0
0
GCPcloud~5 mins

Data Fusion for ETL in GCP - Commands & Configuration

Choose your learning style9 modes available
Introduction
Data Fusion helps you move and change data from one place to another easily. It solves the problem of combining data from many sources and preparing it for use without writing complex code.
When you want to combine sales data from different stores into one place for analysis
When you need to clean and organize customer data before loading it into a database
When you want to move data from cloud storage to a data warehouse automatically
When you want to schedule regular data updates without manual work
When you want to build data pipelines visually without coding
Config File - pipeline.json
pipeline.json
{
  "name": "example-etl-pipeline",
  "description": "A simple ETL pipeline to move and transform data",
  "config": {
    "source": {
      "type": "GCS",
      "properties": {
        "path": "gs://example-bucket/input-data/"
      }
    },
    "transform": {
      "type": "Wrangler",
      "properties": {
        "script": "parse-as-csv body '\n' ','; drop-column 'unnecessary_column';"
      }
    },
    "sink": {
      "type": "BigQuery",
      "properties": {
        "dataset": "example_dataset",
        "table": "cleaned_data"
      }
    }
  }
}

This JSON defines a Data Fusion ETL pipeline named example-etl-pipeline.

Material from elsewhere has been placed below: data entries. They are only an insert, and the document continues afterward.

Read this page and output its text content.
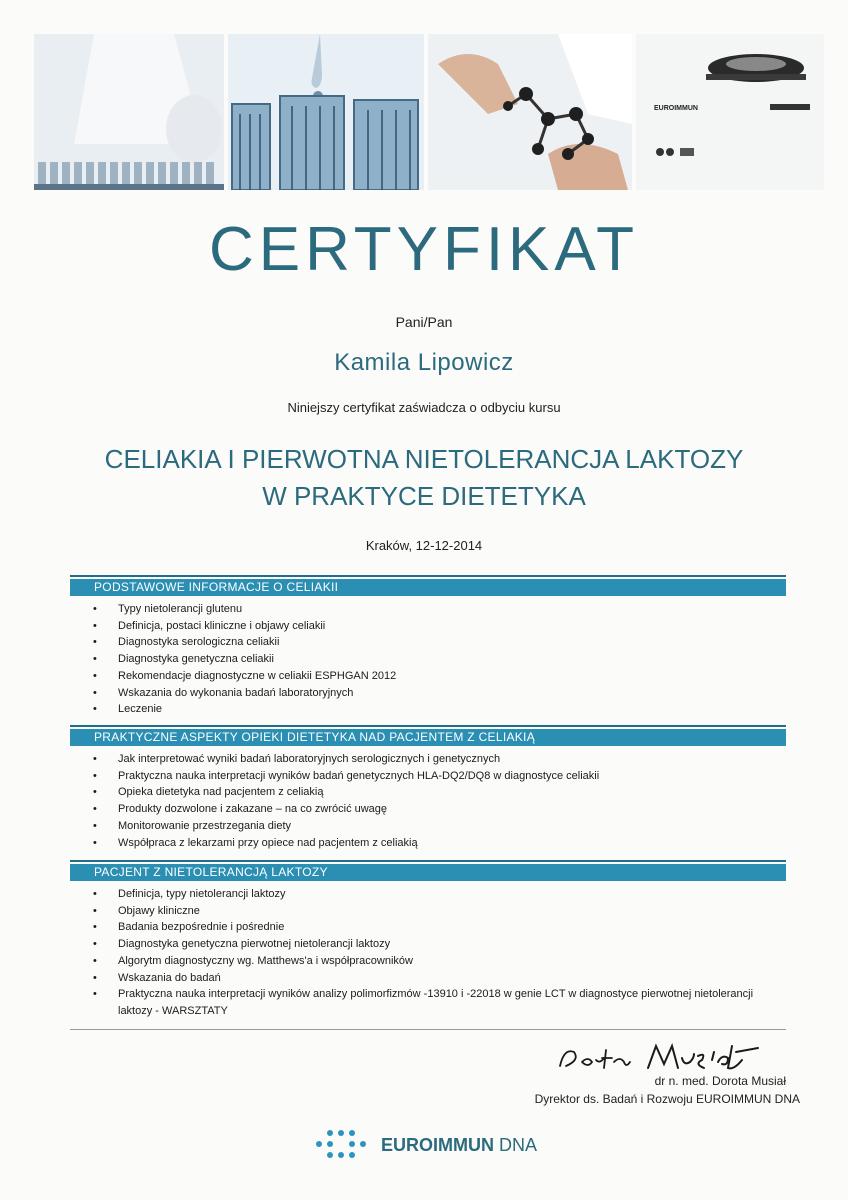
EUROIMMUN
CERTYFIKAT
Pani/Pan
Kamila Lipowicz
Niniejszy certyfikat zaświadcza o odbyciu kursu
CELIAKIA I PIERWOTNA NIETOLERANCJA LAKTOZY
W PRAKTYCE DIETETYKA
Kraków, 12-12-2014
PODSTAWOWE INFORMACJE O CELIAKII
• Typy nietolerancji glutenu
• Definicja, postaci kliniczne i objawy celiakii
• Diagnostyka serologiczna celiakii
• Diagnostyka genetyczna celiakii
• Rekomendacje diagnostyczne w celiakii ESPHGAN 2012
• Wskazania do wykonania badań laboratoryjnych
• Leczenie
PRAKTYCZNE ASPEKTY OPIEKI DIETETYKA NAD PACJENTEM Z CELIAKIĄ
• Jak interpretować wyniki badań laboratoryjnych serologicznych i genetycznych
• Praktyczna nauka interpretacji wyników badań genetycznych HLA-DQ2/DQ8 w diagnostyce celiakii
• Opieka dietetyka nad pacjentem z celiakią
• Produkty dozwolone i zakazane – na co zwrócić uwagę
• Monitorowanie przestrzegania diety
• Współpraca z lekarzami przy opiece nad pacjentem z celiakią
PACJENT Z NIETOLERANCJĄ LAKTOZY
• Definicja, typy nietolerancji laktozy
• Objawy kliniczne
• Badania bezpośrednie i pośrednie
• Diagnostyka genetyczna pierwotnej nietolerancji laktozy
• Algorytm diagnostyczny wg. Matthews'a i współpracowników
• Wskazania do badań
• Praktyczna nauka interpretacji wyników analizy polimorfizmów -13910 i -22018 w genie LCT w diagnostyce pierwotnej nietolerancji laktozy - WARSZTATY
dr n. med. Dorota Musiał
Dyrektor ds. Badań i Rozwoju EUROIMMUN DNA
EUROIMMUN DNA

The source section tells Data Fusion where to get the data, here from a Google Cloud Storage bucket.

The transform section uses a Wrangler script to parse CSV data and remove an unwanted column.

The sink section sends the cleaned data to a BigQuery table for analysis.

Commands
This command creates a new Data Fusion instance named 'example-instance' in the us-central1 region. The 'basic' type is suitable for simple ETL tasks.
Terminal
gcloud data-fusion instances create example-instance --location=us-central1 --type=basic
Expected OutputExpected
Create request issued for: [projects/project-id/locations/us-central1/instances/example-instance] Waiting for operation [projects/project-id/locations/us-central1/operations/operation-id] to complete... Create operation finished successfully.
--location - Specifies the region where the Data Fusion instance will be created
--type - Defines the edition of Data Fusion instance (basic or enterprise)
This command uploads and creates the ETL pipeline defined in 'pipeline.json' on the 'example-instance'.
Terminal
gcloud data-fusion pipelines create example-etl-pipeline --instance=example-instance --location=us-central1 --file=pipeline.json
Expected OutputExpected
Pipeline 'example-etl-pipeline' created successfully.
--file - Specifies the pipeline configuration file to upload
This command starts running the ETL pipeline on the Data Fusion instance to process data as defined.
Terminal
gcloud data-fusion pipelines run example-etl-pipeline --instance=example-instance --location=us-central1
Expected OutputExpected
Pipeline run started with run ID: run-1234567890abcdef
This command lists all pipelines on the Data Fusion instance to verify the pipeline exists and check its status.
Terminal
gcloud data-fusion pipelines list --instance=example-instance --location=us-central1
Expected OutputExpected
NAME STATUS example-etl-pipeline RUNNING
Key Concept

If you remember nothing else from this pattern, remember: Data Fusion lets you build and run data pipelines visually to move and clean data without coding.

Common Mistakes
Not specifying the correct location when creating the Data Fusion instance or pipelines
The commands will fail or create resources in unexpected regions, causing confusion or errors.
Always use the --location flag with the correct region for your resources.
Uploading a pipeline JSON file with invalid or incomplete configuration
The pipeline creation will fail or the pipeline will not run as expected.
Validate the pipeline JSON file carefully and test it in the Data Fusion UI before running.
Running the pipeline before it is created or without an active Data Fusion instance
The run command will fail because the pipeline or instance does not exist.
Ensure the instance is created and the pipeline is uploaded successfully before running.
Summary
Create a Data Fusion instance to host your ETL pipelines.
Define your ETL pipeline in a JSON file specifying source, transform, and sink.
Upload the pipeline to the Data Fusion instance.
Run the pipeline to process and move your data automatically.